I had a CT scan on Friday, and it was freaking scary.
I don’t like to be poked and prodded in a medical sense (or any other sense, really), and so usually when I have to do some sort of medical procedure I’ve never had before, I do a bit of research so I know what to expect. But last week being the insane week from Hell at work, I didn’t get around to it, so I went into the CT scan blind.
First I had to drink what seemed like a gallon of some substance called Readicat. It’s a barium sulfate suspension, and it’s thick, white, and tastes like lemons gone wrong. I probably had to consume only about 12 ounces of it, but it was hard to get down, no doubt. Then, when I arrived at the imaging lab for the procedure, I was handed another 8 ounces of the stuff to choke down. Yum.
I also didn’t realize how freaking huge the CT scan machine actually is.

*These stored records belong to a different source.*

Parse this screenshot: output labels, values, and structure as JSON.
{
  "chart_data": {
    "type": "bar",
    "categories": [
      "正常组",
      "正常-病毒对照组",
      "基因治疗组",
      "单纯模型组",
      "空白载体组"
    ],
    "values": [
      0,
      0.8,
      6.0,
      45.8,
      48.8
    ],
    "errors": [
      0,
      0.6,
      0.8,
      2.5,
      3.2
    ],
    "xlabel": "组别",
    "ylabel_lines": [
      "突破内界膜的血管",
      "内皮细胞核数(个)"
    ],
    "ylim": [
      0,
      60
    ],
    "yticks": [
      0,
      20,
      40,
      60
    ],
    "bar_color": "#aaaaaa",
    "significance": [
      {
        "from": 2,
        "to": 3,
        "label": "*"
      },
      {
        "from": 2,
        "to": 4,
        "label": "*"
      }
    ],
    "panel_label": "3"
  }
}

It was this big, white O, basically, and I was told to lie down on a bed that moved in and out of the O. I was about six inches or so from the top of the inner circle of the O, and there was a little black window from which I could see a red light peeking out. The label affixed directly beneath the window read: “Laser Aperture – Do not look directly into beam.” Of course, that is where my eyes naturally wanted to go, so I spent a good portion of the 10 minutes trying to look at something else.
About halfway through the weird ride in and out of the O, one of the nurses came back in to administer the contrast agent in the IV stuck in my arm. She explained I’d feel a warm trickle in my throat, which would then move through my entire body. Yep. And it totally felt like I had peed my pants.
Peed. My. Pants.
Of course, I didn’t actually, so that was ok. But it was weird, nonetheless.
Mostly, I felt like I was sort of in some Space Odyssey adventure – everything was white and sterile and clinical (as it should be, for a medical procedure), and I was nervous and a bit scared. Ugh. I’m just glad it’s over now.